The Beijing exhibition followed closely on the heels of “Spectres in Rehearsal,” Shilun’s third solo show with Bernheim Gallery, staged in Zurich from February through April 2026. That exhibition’s four large-scale paintings leaned into grand history painting conventions — Jacques-Louis David-style composition crossed with Bruegel-esque humor — positioning Shilun, as one gallery text put it, as a kind of contemporary Balzac charting a Human Comedy for the present day.
niche
Set against those large, theatrical institutional presentations, D47-Gaze reads as something closer to a working sketch of the same instincts at smaller scale — a single vignette rather than a stage-managed tableau, built from the same layered, diluted-paint technique and the same refusal to hand the viewer a tidy resolution. The scissors, the drifting fabric, the onlookers who aren’t quite hiding: all of it works from the same “personal fable” logic Shilun has applied to his largest institutional commissions, just compressed into a single sheet of watercolor and ink.

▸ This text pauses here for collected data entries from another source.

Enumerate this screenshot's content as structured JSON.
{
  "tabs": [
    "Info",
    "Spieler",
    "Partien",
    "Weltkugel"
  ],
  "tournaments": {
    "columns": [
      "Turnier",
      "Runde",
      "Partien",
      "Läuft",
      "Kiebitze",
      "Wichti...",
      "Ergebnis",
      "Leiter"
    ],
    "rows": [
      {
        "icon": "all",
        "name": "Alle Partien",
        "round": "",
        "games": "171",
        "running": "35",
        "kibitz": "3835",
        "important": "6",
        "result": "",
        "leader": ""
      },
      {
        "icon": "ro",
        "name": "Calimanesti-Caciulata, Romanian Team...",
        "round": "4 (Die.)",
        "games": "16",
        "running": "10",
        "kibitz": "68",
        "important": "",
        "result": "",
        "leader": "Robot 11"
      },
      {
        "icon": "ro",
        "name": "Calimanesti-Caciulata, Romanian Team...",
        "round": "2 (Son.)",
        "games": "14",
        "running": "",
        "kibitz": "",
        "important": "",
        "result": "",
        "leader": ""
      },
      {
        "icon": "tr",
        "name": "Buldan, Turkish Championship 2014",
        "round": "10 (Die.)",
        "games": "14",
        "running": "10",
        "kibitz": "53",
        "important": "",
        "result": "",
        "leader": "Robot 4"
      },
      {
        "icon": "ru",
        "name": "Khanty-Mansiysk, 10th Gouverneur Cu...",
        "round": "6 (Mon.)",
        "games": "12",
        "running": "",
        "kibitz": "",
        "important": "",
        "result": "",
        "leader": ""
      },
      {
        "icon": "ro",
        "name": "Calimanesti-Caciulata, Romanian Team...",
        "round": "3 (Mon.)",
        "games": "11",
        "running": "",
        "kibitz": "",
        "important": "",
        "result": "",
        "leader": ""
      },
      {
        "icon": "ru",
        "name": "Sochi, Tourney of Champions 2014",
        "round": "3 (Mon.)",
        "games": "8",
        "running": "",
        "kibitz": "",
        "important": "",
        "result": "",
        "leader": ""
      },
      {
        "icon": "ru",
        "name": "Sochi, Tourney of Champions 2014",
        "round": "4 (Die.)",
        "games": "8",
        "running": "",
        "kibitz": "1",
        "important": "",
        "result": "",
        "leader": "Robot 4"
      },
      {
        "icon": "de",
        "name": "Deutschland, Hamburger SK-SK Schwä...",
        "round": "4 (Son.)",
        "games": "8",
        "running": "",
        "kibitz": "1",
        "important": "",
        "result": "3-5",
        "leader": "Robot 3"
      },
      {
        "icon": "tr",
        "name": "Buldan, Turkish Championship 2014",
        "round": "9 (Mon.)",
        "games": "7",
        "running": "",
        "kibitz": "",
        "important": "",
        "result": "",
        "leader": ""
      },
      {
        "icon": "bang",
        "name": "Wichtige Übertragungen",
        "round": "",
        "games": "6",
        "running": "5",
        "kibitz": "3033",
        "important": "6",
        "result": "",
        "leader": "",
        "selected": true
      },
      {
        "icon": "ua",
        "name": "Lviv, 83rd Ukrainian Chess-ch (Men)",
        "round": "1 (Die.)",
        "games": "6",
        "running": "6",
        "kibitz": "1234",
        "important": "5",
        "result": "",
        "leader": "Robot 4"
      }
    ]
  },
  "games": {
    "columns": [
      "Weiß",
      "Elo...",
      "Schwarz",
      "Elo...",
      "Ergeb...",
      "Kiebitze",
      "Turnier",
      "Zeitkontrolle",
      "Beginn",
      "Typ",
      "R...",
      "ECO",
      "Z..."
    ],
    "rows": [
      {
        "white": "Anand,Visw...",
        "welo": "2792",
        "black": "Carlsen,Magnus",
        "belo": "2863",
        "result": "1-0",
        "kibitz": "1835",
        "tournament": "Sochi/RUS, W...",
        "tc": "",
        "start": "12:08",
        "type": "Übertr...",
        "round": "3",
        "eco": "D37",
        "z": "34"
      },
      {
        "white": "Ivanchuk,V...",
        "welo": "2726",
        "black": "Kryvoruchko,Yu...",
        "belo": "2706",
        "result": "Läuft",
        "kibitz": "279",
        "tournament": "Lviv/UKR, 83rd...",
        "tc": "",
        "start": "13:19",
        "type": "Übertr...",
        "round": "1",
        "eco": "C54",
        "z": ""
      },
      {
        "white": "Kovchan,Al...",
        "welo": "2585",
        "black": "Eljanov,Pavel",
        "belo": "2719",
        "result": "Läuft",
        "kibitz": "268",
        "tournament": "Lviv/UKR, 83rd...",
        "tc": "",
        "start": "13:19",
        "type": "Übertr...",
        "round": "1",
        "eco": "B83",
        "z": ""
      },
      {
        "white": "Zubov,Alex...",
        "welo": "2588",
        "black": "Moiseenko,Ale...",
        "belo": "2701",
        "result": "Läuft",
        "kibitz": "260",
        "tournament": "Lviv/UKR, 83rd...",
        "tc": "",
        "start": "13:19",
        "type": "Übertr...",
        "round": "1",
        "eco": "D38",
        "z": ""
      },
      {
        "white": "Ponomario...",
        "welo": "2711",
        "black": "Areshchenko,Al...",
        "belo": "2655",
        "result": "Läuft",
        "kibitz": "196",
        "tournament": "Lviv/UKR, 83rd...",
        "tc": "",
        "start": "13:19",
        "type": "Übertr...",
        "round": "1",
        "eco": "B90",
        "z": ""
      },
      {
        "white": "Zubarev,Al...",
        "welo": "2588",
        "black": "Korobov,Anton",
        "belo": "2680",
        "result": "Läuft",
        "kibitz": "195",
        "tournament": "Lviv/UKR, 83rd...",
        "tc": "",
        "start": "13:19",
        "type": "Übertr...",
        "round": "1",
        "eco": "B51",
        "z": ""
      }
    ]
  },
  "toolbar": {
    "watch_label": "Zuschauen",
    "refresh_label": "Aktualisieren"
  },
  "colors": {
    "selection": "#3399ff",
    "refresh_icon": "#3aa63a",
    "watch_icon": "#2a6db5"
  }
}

For collectors and viewers encountering Shilun’s work for the first time through an online sale rather than a museum wall, that compression may actually be an advantage. D47-Gaze doesn’t require familiarity with zhiguai folklore or Nuo opera to land; the mischief is legible on its own terms, even as the fuller network of reference — manga, Chinese tradition, pop culture, personal memory — sits just beneath the surface for those inclined to dig further.
fin
Shilun has signaled plans to expand beyond painting and watercolor into comics and stop-motion or handmade animation, extending the paper models and props he already builds as preparatory material for his canvases into standalone works. He has spoken about wanting to preserve a hand-made element in that expansion even as digital and AI-assisted tools become more available to artists working in adjacent media, describing the physical contact between material and body as something he isn’t willing to give up. Additional institutional exhibitions are reportedly in development, including a forthcoming show at the Albertina Museum in Vienna, continuing a run of international placements that shows little sign of slowing down.